Close to Nîmes and Montpellier, these two neighbouring communes play host to both locals and tourists, the latter highly appreciative of these holiday addresses turned towards the sea.
The story of Aigues-Mortes recalls that in 1240 A.D., Saint Louis decided to build a town at the gateway to his kingdom to give it access to the Mediterranean. Seven centuries later, the fortifications are still one of the best preserved examples of medieval architecture in France. Inside the ramparts, one finds village houses with patios. Some requiring renovation (290,000 € with a courtyard and garage), others already restored (from 450,000 to 500,000 €). They are very popular among holiday-makers from Paris, Lyon or elsewhere. Outside the ramparts, fairly recent developments propose villas of 120 to 130 m2 with gardens and swimming pools starting from 350,000 € and appealing to the locals. The Canal de Roubine flows beneath the walls and forms today’s harbour of Aigues-Mortes. This is where one finds the marinas with charming fishermen’s houses and substantial villas, mostly used as second residences. For the first, one can expect to pay 300,000 for 3 main rooms. The villas with their generous surface areas of 150 to 200 m2 and corresponding appointments are aimed at clients with high purchasing power (from Paris, Lyon…), who pay on average 800,000 € to become owners. “Aigues-Mortes is easily accessible, just 10 minutes from the motorway linking it to Nîmes and Montpellier, 15 minutes from the airport, and 3 hrs 30 from Paris by train”, says Marie-Thé Martell of Aigues-Mortes Immobilier
. In the case of sales, supply does not meet demand, though seasonal rentals provide a buoyant market with the French (in the vast majority), but also Italians and Germans renting village or fishermen’s houses for 700 € per week.
Next door to Aigues-Mortes, Le Grau-du-Roi is surrounded by water : to the south, by the Mediterranean (with the beach of Le Boucanet, Port Camargue and the headland of L’Espiguette), to the east by Le Petit Rhône, to the west by Le Vidourle, and to the north by the lakes of Le Ponant, Le Médard, Le Repausset Levant and Salonique.
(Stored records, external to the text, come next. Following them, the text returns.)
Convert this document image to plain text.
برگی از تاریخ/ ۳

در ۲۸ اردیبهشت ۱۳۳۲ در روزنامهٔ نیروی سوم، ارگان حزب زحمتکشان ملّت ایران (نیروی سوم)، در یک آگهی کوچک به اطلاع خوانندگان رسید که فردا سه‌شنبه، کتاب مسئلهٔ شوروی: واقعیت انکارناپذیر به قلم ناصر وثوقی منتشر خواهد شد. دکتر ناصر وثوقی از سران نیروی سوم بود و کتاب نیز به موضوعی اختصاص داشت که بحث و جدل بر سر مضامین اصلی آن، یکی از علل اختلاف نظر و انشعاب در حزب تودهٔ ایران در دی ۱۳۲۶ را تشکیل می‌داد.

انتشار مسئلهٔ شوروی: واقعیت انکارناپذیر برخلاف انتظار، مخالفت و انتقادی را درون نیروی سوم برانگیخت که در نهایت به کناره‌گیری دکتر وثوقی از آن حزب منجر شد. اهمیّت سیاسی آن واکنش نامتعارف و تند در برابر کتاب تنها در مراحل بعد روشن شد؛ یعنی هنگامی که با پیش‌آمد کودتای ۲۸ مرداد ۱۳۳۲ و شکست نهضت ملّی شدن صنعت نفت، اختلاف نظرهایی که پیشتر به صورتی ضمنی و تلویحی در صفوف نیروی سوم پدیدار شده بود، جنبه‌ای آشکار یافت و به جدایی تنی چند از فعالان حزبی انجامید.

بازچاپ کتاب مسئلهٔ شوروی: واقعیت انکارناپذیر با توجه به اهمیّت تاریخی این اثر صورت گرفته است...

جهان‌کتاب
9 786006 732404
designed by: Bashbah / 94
The town centre is laid out around the canal connecting the lakes and Aigues-Mortes to the sea. Depending on whether they are on the seafront or the second row, apartments in village houses are priced from 3,500 to 4,000, or even 5,000 € per sq. metre. The area of Le Boucanet lies to the west, on the right bank. Here again, front-row properties, often high-class apartments, cost around 5,000 €/m2 and are popular among people from Nîmes or Arles. Houses find takers among people working in La Grande Motte or Montpellier, offering easy access. A home built in the late 1990’s will fetch 3,500 to 4,000 €/m2. The east, or left bank, plays host to the Palais de la Mer and, further on, Port Camargue. The Palais de la Mer is spiked with recent residences mainly proposing “cabin studios” ; small surface areas (from 20 m2) which start at 90,000 € and rise to 120,000 for 2-roomed apartments. “These are obviously second homes. Owners spend their holidays here, on average two weeks in summer, and rent them out the rest of the time,” says Cyril Larouzière of Optimhome
. A week’s rental costs 400-500 €.
Port Camargue was built in the 1960’s and now offers 4,800 berths including 2,240 “marinas”. This type of apartment with landing stage sells from 4,500 to 6,000 €/m2, depending on its precise location and condition. Buyers own a boat, whether French, Belgian or German. In addition to apartments, there are also villas built from 1995 to 2000, with small gardens, 400 to 600 m2, ranging from 3,000 to 4,000 €/m2. The largest pleasure harbour in Europe, and the second worldwide after San Diego, Le Grau-du-Roi is experiencing a boom and has, logically enough, developed activities related to boating. Estate-agents noted that “marinas”, rather atypical properties, were badly hit by legislation on capital gains at the end of 2011. As a result, many owners withdrew them from the market, opting instead for seasonal rentals. Nevertheless, the market for “small” units (250,000 to 350,000 €) is still seeing a lot of activity. And prospects look good, because the appeal of the “marina” depends on personal enjoyment and, as coastal law now prohibits any further construction, the existing ones can only rise in value.